Companies raised less than $10 billion in IPOs this year through August, an 83% drop in proceeds from the same time last year, according to data compiled by Bloomberg. Porsche’s listing is set to be the largest in Europe since miner Glencore Plc raised almost $10 billion in a London IPO in 2011, the data showed.
The share price puts Porsche at a valuation that’s not far from VW’s total market capitalization — a business that comprises Audi, Skoda, Seat, and the VW brand, among others. Yet for all its aggressive marketing, the listing has also garnered negative attention for its complex structure.
Volkswagen divided Porsche’s share capital into equal parts voting and non-voting shares, with the German carmaker retaining 75% ownership. Some 12.5% of total share capital –- only non-voting shares –- is being publicly listed, with a large portion going to four cornerstone investors. Qatar Investment Authority, Norway’s sovereign wealth fund, T. Rowe Price and ADQ have together committed to take up as much as 3.7 billion euros of the IPO.
The other 12.5% of total shares up for grabs is going directly to VW’s largest shareholders –- the billionaire Porsche and Piech family –- via their investment company Porsche Automobil Holding SE. The family already owns a 53% majority of VW’s voting shares, and under the IPO terms, they will also get 25% plus 1 share of Porsche AG’s voting stock, paying a small premium to preferred shares for a total of 10.1 billion euros.
Porsche SE will mostly finance the acquisition with debt capital of 7.9 billion euros, buying shares in two tranches starting next month with the second purchase expected in January, following a special dividend payout by VW.
Up until 2009, the family owned half of Porsche and all voting rights, but they were forced to sell the sports-car business to VW after their attempt to takeover German carmaker went awry. The IPO restores family control over an asset that has been long out of reach: They get a blocking minority on the sports-car maker’s supervisory board, and their status as VW anchor shareholder bolsters that control.

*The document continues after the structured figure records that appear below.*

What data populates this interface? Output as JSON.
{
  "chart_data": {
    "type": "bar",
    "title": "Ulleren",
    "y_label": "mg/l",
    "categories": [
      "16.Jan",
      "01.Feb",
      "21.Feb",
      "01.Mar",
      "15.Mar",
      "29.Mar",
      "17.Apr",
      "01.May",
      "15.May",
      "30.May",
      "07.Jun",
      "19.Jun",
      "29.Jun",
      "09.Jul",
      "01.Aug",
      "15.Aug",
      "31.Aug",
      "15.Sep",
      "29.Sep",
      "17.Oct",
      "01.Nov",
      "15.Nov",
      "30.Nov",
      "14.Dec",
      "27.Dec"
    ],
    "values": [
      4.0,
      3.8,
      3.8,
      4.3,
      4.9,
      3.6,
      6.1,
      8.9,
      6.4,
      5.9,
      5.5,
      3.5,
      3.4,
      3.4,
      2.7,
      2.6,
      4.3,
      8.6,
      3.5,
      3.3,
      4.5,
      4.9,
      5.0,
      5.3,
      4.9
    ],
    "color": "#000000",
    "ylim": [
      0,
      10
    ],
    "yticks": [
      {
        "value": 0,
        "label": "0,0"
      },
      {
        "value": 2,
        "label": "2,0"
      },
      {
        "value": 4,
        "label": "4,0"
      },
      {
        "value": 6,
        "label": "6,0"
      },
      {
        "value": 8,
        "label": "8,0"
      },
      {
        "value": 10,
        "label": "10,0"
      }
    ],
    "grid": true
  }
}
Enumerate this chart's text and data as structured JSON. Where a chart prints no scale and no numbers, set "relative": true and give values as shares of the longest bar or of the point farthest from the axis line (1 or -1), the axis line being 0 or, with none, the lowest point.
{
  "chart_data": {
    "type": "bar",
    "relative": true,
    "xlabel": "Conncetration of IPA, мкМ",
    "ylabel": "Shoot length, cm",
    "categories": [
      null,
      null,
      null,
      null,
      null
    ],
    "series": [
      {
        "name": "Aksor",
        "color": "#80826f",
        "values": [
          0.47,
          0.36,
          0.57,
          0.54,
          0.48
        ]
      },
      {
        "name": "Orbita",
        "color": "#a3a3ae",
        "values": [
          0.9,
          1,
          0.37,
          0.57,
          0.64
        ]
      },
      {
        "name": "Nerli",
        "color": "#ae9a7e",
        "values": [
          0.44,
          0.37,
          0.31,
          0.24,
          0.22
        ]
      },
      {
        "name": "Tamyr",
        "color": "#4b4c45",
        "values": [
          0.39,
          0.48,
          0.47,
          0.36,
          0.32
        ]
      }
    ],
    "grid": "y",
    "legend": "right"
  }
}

Porsche is targeting revenue of as much as 39 billion euros this year and return on sales of as much as 18%, up two percentage points from last year, the company said in July. Returns are to climb above 20% in the long term. The company is still best known for its 911 model, though Porsche has expanded its lineup significantly in the past decade by adding popular sports-utility vehicles like the smaller Macan, as well as the four-door Panamera and the battery-powered Taycan.
Besides the byzantine ownership structure, governance is another issue for some investors. Porsche Chief Executive Officer Oliver Blume was recently elevated to CEO of Volkswagen, while retaining his post at the unit.
According to an analysis from Bernstein, Porsche’s market capitalization should sit at 80 billion euros – just below luxury companies but at the higher end of carmakers.
“Compared to the luxury companies, Porsche still exhibits higher volatility in earnings growth and margin profile,” wrote European autos analyst Daniel Roeska. “Porsche has only grown volumes significantly by adding new formats, and that does not seem likely in the upcoming years.”